Dernière mise à jour : 11 janv. 2022

Article du 29/12/21

Photo de couverture : Thomas Crémoux


La cathédrale Saint-Jean ce n’est pas que sa chapelle gothique flamboyante, son horloge astronomique, des rosaces, son baptistère du IVe siècle de notre ère et ses statues sans têtes, témoins du passage du Baron des Adrets. La cathédrale Saint-Jean, c’est aussi le siège de l’évêque et de son chapitre de chanoines.
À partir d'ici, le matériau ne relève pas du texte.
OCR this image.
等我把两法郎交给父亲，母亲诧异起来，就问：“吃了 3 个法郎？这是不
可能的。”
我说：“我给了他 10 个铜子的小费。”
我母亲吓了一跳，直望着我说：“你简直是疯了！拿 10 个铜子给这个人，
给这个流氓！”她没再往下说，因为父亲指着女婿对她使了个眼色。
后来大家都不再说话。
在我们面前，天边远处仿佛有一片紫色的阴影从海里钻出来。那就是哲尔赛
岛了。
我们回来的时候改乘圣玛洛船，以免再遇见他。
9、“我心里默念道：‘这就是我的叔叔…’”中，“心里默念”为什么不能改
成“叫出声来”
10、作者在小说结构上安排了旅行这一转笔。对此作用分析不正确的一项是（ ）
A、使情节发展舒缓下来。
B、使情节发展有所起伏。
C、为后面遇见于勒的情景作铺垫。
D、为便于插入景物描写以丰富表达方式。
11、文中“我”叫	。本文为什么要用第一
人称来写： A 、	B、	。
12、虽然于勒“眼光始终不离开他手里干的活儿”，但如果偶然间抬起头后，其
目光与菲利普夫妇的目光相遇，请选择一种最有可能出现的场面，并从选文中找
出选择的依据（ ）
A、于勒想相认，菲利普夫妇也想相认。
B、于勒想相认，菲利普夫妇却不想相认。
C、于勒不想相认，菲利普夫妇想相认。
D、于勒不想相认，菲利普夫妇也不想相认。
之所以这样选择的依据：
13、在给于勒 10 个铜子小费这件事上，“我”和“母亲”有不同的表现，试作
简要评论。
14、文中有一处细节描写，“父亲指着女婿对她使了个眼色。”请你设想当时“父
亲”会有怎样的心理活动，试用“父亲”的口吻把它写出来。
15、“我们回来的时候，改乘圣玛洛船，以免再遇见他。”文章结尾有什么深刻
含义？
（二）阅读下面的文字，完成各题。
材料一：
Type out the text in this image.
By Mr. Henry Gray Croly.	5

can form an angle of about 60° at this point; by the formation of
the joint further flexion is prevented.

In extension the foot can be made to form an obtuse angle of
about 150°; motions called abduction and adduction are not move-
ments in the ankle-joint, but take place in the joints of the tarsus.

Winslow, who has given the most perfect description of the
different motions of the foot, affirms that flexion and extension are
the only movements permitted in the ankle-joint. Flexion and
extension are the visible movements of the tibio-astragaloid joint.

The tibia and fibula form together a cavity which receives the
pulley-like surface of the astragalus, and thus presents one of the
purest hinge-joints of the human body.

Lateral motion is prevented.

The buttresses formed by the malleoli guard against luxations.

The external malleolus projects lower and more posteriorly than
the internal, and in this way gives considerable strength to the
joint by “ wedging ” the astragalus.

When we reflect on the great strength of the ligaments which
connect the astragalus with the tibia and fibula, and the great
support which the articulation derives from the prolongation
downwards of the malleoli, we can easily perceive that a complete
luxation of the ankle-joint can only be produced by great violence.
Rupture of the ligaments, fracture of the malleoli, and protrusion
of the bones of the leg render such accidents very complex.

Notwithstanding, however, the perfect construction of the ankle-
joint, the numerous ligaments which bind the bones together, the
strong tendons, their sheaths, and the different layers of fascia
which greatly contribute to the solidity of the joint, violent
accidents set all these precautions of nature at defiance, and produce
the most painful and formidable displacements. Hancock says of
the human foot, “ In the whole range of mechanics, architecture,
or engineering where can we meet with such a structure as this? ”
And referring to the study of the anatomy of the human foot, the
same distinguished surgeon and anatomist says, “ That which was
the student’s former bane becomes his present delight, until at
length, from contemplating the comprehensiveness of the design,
Pour faire simple, disons que le chanoine est un clerc ou ecclésiastique qui fait partie du chapitre d'une cathédrale. Le chapitre est un groupe de personnes qui va diriger une église.

Lorsqu’on vous parle de « chanoine » vous savez qu’automatiquement ils seront associés soit :

  • à une cathédrale (qui est le siège de l’évêque- cathedra en latin signifie « siège »)

  • à une basilique

  • à une église collégiale (c'est un groupe de clerc qui dirigent une église).

Maintenant que l’on sait les lieux qu’ils côtoient, quels sont leur rôle? ils en ont 2.

Le premier c'est qu'ils font partie du conseil de l'évêque et deuxièmement, ils doivent réciter l'office public.

Je vois certains froncer les sourcils, « oui mais ce n’est pas le prêtre qui célèbre la messe ? » Oui vous avez raison mais… pas que ! Du coup, les chanoines sont-ils prêtres ou moines ?

On décrypte !


Prêtre, moine et chanoine.

Le prêtre, vous le connaissez tous. C’est celui qui va dire la messe et administrer les sacrements c’est-à-dire célébrer la naissance, le mariage et le décès.

Le moine, dans l'inconscient collectif, est toujours représenté avec une tonsure, des habits de bure et ils vivent dans un monastère ou une abbaye à l'écart d'un village. Donc, pour résumer, il est cloîtré et suit la règle de son ordre. Petit détail, certains moines peuvent être prêtre mais ce n'est pas une obligation.

Le chanoine, quant à lui n’est ni un prêtre, puisqu'il ne donne pas les sacrements, ni un moine puisqu'il ne vit pas à l'écart du monde. C'est un ecclésiastique qui épaule l'évêque et qui va réciter l'office public.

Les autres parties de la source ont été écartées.